Joshua Guerrero’s Pinkerton convinced me more by his acting than his singing. He was as salute-the-American-flag stiff and implacable as any Navy lieutenant seen in gung-ho Hollywood wartime propaganda movies. Most of the cast are about halfway through a demanding season of 16 performances and I got the impression this was taking its toll on some of the voices including the two leads especially. There was appropriate ardour to all Guerrero sang but there was a tightness to the top of the voice and the mechanics of singing were etched on his face.
The most ‘complete’ performance was from the authoritative Elizabeth DeShong as Suzuki, the maid who makes it plain to us watching that she knows how there can only be one outcome – probably a tragic one – if Cio-Cio-San tries to stay ‘faithful’ to Pinkerton. It is to DeShong’s credit how pivotal she made her lesser role seems. With respect to Puccini some of the remaining characters are underwritten and singers – such as Oleg Budaratskiy (Bonze) and Simon Mechlinski (Prince Yamadori) – don’t get much to work with to make an impression. Best of the rest were Carlo Bosi’s venal Goro and Michael Sumuel’s Sharpless, the conscience-stricken and respectful US Consul, although his refulgent bass-baritone was not ideally suited to the part.
The Glyndebourne Chorus gave an excellent rendition of the ‘Humming Chorus’ and the London Philharmonic Orchestra sounded good under Omer Meir Wellber.
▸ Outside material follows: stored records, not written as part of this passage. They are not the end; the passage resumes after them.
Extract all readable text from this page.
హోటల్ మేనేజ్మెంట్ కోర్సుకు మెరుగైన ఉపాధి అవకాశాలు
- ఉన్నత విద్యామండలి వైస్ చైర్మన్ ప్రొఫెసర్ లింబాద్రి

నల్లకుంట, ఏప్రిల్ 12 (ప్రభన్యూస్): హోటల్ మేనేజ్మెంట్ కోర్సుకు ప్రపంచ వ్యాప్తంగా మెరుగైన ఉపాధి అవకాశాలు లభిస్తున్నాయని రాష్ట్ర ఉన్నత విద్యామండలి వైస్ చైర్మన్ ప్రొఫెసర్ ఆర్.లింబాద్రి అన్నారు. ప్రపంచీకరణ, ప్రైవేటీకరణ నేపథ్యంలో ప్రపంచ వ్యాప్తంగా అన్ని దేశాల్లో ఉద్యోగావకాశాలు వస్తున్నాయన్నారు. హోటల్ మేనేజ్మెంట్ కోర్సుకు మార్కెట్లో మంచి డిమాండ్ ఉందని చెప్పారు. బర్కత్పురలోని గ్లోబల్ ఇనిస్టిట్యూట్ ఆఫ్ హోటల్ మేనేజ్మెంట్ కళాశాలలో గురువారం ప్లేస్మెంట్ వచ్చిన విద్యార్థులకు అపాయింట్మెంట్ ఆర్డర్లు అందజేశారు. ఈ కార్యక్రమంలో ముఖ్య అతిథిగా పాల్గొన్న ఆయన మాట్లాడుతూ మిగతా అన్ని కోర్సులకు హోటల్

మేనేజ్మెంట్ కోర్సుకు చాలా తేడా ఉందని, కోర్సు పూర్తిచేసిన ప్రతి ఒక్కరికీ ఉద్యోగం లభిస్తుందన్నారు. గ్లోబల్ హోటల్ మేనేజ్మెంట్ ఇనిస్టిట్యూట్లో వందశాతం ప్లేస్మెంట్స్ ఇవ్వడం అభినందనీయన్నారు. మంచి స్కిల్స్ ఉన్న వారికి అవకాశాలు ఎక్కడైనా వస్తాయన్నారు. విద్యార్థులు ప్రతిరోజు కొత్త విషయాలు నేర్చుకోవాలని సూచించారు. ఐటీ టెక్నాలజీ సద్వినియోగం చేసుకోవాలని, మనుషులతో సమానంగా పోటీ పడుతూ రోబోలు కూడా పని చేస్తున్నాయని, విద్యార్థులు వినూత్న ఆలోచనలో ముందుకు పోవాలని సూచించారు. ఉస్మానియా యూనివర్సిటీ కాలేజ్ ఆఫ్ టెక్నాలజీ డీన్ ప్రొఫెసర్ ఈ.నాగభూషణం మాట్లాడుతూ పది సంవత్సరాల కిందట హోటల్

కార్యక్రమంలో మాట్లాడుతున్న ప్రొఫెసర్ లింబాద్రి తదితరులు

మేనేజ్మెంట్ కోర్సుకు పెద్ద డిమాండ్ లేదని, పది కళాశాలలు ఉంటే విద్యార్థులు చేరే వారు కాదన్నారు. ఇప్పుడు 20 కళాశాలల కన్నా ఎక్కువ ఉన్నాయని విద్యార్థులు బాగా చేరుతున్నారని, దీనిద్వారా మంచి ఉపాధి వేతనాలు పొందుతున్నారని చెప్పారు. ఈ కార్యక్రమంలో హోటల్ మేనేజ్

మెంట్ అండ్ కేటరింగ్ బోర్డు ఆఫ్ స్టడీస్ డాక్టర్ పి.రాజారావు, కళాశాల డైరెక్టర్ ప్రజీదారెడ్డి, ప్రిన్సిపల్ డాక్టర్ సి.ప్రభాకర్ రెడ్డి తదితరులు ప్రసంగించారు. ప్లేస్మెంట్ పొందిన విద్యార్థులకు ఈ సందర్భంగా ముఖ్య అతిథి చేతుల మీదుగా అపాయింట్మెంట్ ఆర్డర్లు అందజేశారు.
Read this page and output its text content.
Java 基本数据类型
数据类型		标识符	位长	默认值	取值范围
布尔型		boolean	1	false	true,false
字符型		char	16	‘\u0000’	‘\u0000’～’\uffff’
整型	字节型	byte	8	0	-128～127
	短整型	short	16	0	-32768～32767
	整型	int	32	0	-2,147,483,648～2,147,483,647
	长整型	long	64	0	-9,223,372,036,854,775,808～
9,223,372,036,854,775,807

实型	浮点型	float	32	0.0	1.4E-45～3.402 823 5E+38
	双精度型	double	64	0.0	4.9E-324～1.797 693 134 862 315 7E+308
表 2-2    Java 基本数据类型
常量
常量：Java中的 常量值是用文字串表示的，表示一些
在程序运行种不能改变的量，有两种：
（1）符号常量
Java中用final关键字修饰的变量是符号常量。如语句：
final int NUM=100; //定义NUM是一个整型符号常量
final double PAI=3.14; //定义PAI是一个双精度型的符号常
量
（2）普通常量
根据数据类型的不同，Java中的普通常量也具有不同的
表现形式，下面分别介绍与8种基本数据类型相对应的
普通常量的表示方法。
In a backstage interview he said how Madama Butterfly ‘is a symphony with singers’ and the orchestra’s role is even more important because ’most of the things are feeling or thinking and not saying [that] we play’. This is exactly the role of the orchestra in Wagner’s operas and showed how much he had influenced Puccini when he came to compose his 1904 Madama Butterfly. Wellber clearly recognises this and it explains all the Wagnerian colours he brought out in the score during Acts II and III particularly. How much he will endear himself to the Glyndebourne public by suggesting they all return after the long interval there ‘full of food and a bit drunk’ I’ll leave others to decide. Regardless Annilese Miskimmon’s production does give much food for thought!
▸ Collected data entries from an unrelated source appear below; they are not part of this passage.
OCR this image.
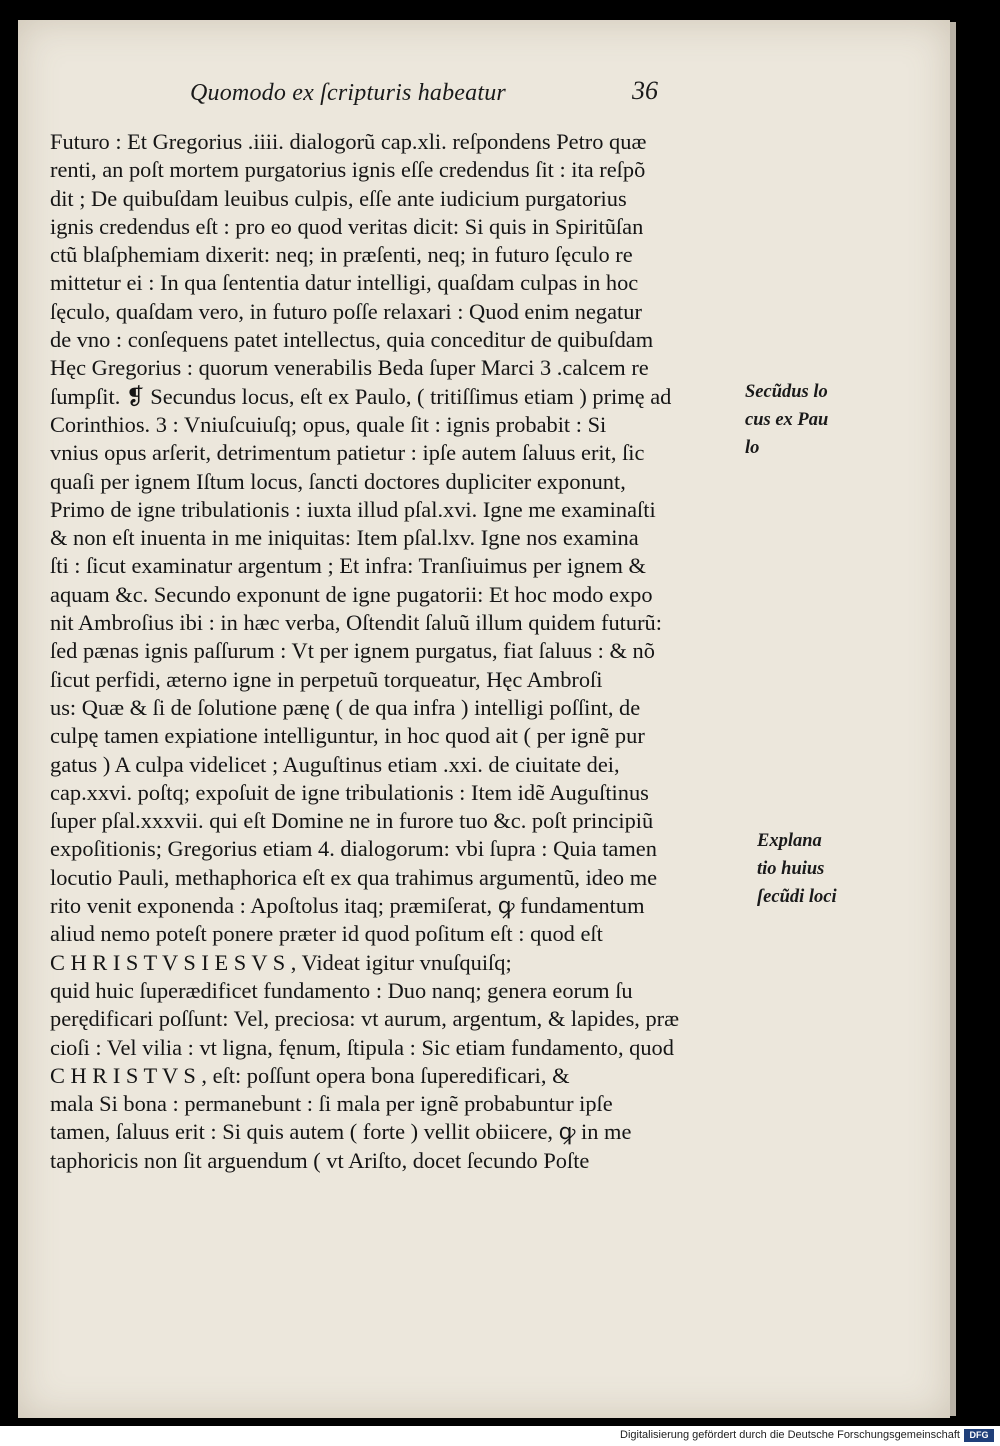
Quomodo ex ſcripturis habeatur	36
Futuro : Et Gregorius .iiii. dialogorũ cap.xli. reſpondens Petro quæ
renti, an poſt mortem purgatorius ignis eſſe credendus ſit : ita reſpõ
dit ; De quibuſdam leuibus culpis, eſſe ante iudicium purgatorius
ignis credendus eſt : pro eo quod veritas dicit: Si quis in Spiritũſan
ctũ blaſphemiam dixerit: neq; in præſenti, neq; in futuro ſęculo re
mittetur ei : In qua ſententia datur intelligi, quaſdam culpas in hoc
ſęculo, quaſdam vero, in futuro poſſe relaxari : Quod enim negatur
de vno : conſequens patet intellectus, quia conceditur de quibuſdam
Hęc Gregorius : quorum venerabilis Beda ſuper Marci 3 .calcem re
ſumpſit. ❡ Secundus locus, eſt ex Paulo, ( tritiſſimus etiam ) primę ad
Corinthios. 3 : Vniuſcuiuſq; opus, quale ſit : ignis probabit : Si
vnius opus arſerit, detrimentum patietur : ipſe autem ſaluus erit, ſic
quaſi per ignem Iſtum locus, ſancti doctores dupliciter exponunt,
Primo de igne tribulationis : iuxta illud pſal.xvi. Igne me examinaſti
& non eſt inuenta in me iniquitas: Item pſal.lxv. Igne nos examina
ſti : ſicut examinatur argentum ; Et infra: Tranſiuimus per ignem &
aquam &c. Secundo exponunt de igne pugatorii: Et hoc modo expo
nit Ambroſius ibi : in hæc verba, Oſtendit ſaluũ illum quidem futurũ:
ſed pænas ignis paſſurum : Vt per ignem purgatus, fiat ſaluus : & nõ
ſicut perfidi, æterno igne in perpetuũ torqueatur, Hęc Ambroſi
us: Quæ & ſi de ſolutione pænę ( de qua infra ) intelligi poſſint, de
culpę tamen expiatione intelliguntur, in hoc quod ait ( per ignẽ pur
gatus ) A culpa videlicet ; Auguſtinus etiam .xxi. de ciuitate dei,
cap.xxvi. poſtq; expoſuit de igne tribulationis : Item idẽ Auguſtinus
ſuper pſal.xxxvii. qui eſt Domine ne in furore tuo &c. poſt principiũ
expoſitionis; Gregorius etiam 4. dialogorum: vbi ſupra : Quia tamen
locutio Pauli, methaphorica eſt ex qua trahimus argumentũ, ideo me
rito venit exponenda : Apoſtolus itaq; præmiſerat, ꝙ fundamentum
aliud nemo poteſt ponere præter id quod poſitum eſt : quod eſt
C H R I S T V S I E S V S , Videat igitur vnuſquiſq;
quid huic ſuperædificet fundamento : Duo nanq; genera eorum ſu
perędificari poſſunt: Vel, preciosa: vt aurum, argentum, & lapides, præ
cioſi : Vel vilia : vt ligna, fęnum, ſtipula : Sic etiam fundamento, quod
C H R I S T V S , eſt: poſſunt opera bona ſuperedificari, &
mala Si bona : permanebunt : ſi mala per ignẽ probabuntur ipſe
tamen, ſaluus erit : Si quis autem ( forte ) vellit obiicere, ꝙ in me
taphoricis non ſit arguendum ( vt Ariſto, docet ſecundo Poſte
Secũdus lo
cus ex Pau
lo
Explana
tio huius
ſecũdi loci
Digitalisierung gefördert durch die Deutsche Forschungsgemeinschaft	DFG
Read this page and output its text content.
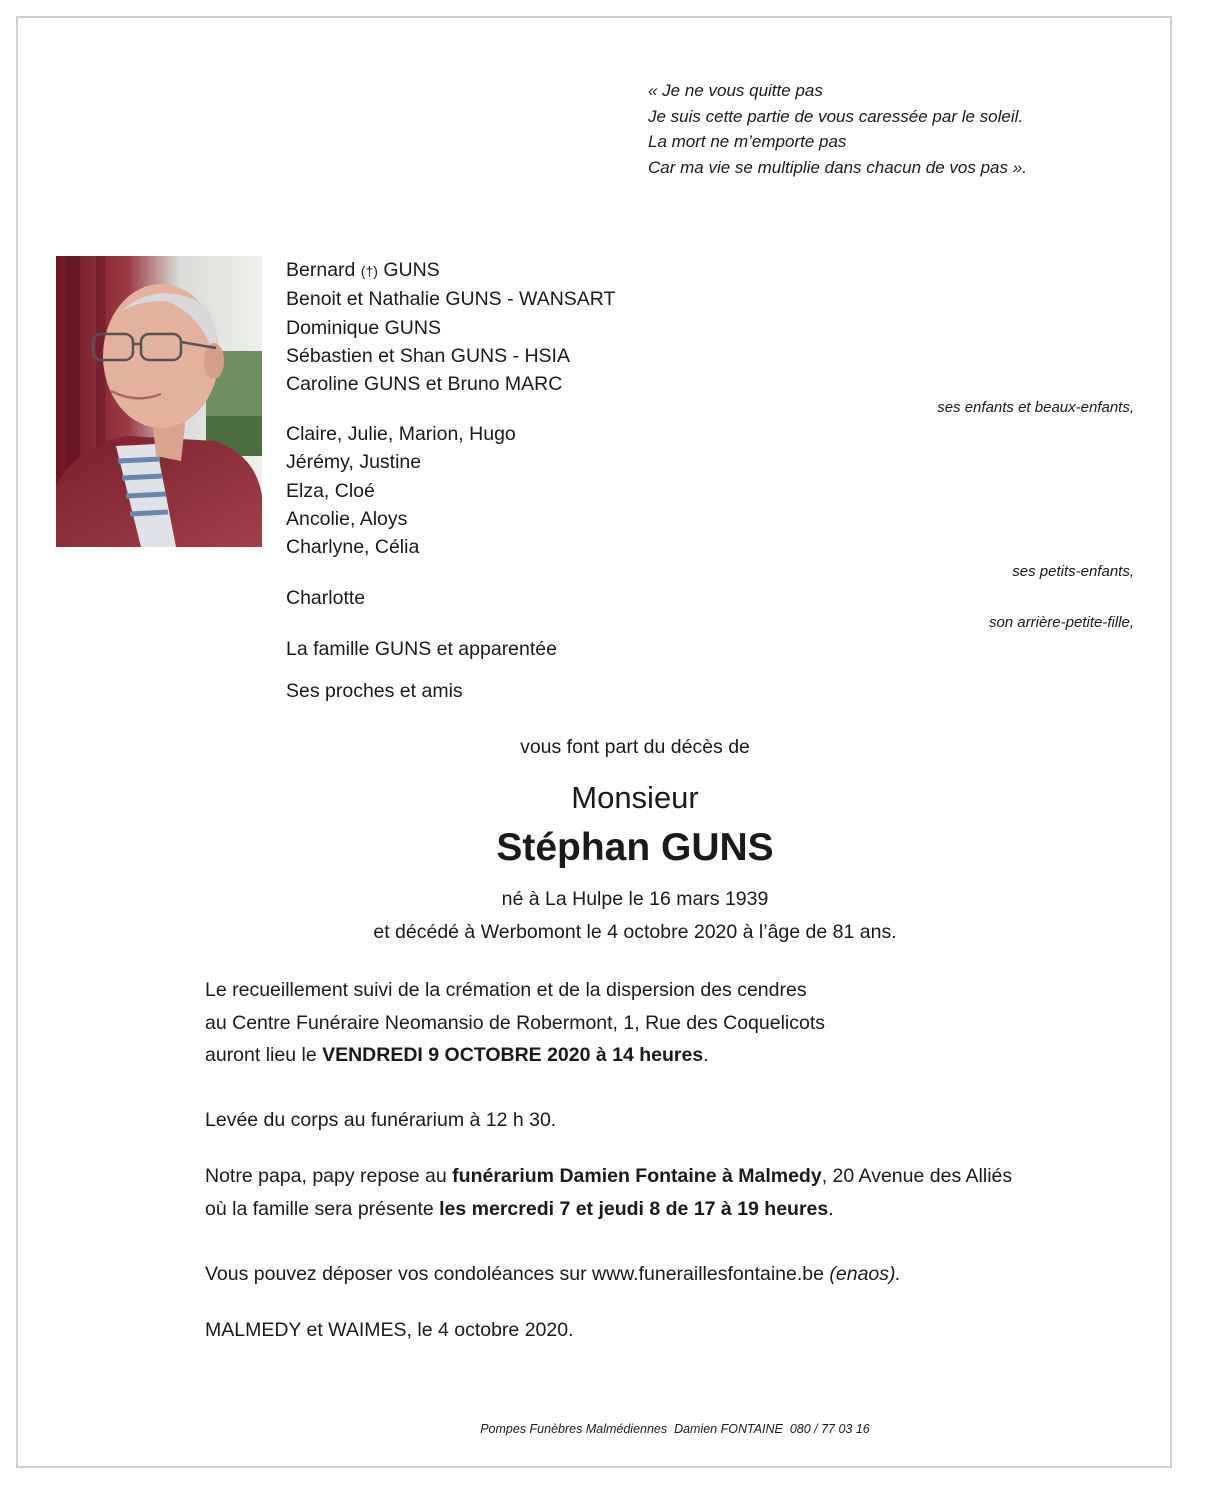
« Je ne vous quitte pas
Je suis cette partie de vous caressée par le soleil.
La mort ne m’emporte pas
Car ma vie se multiplie dans chacun de vos pas ».
Bernard (†) GUNS
Benoit et Nathalie GUNS - WANSART
Dominique GUNS
Sébastien et Shan GUNS - HSIA
Caroline GUNS et Bruno MARC
ses enfants et beaux-enfants,
Claire, Julie, Marion, Hugo
Jérémy, Justine
Elza, Cloé
Ancolie, Aloys
Charlyne, Célia
ses petits-enfants,
Charlotte
son arrière-petite-fille,
La famille GUNS et apparentée
Ses proches et amis
vous font part du décès de
Monsieur
Stéphan GUNS
né à La Hulpe le 16 mars 1939
et décédé à Werbomont le 4 octobre 2020 à l’âge de 81 ans.
Le recueillement suivi de la crémation et de la dispersion des cendres
au Centre Funéraire Neomansio de Robermont, 1, Rue des Coquelicots
auront lieu le VENDREDI 9 OCTOBRE 2020 à 14 heures.
Levée du corps au funérarium à 12 h 30.
Notre papa, papy repose au funérarium Damien Fontaine à Malmedy, 20 Avenue des Alliés
où la famille sera présente les mercredi 7 et jeudi 8 de 17 à 19 heures.
Vous pouvez déposer vos condoléances sur www.funeraillesfontaine.be (enaos).
MALMEDY et WAIMES, le 4 octobre 2020.
Pompes Funèbres Malmédiennes  Damien FONTAINE  080 / 77 03 16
My concluding comment is about Katie Derham’s engaging presentation which mimicked some of the informality we see during The Met:Live in HD seasons. However, she introduced the transmission as ‘We’re live at Glyndebourne’ which we were not. Looking at their own website timings it is considerably delayed to, of course, remove the 90-minute interval and it never caught up. Nevertheless, the credits do – correctly – say the opera is ‘filmed live’ on the day.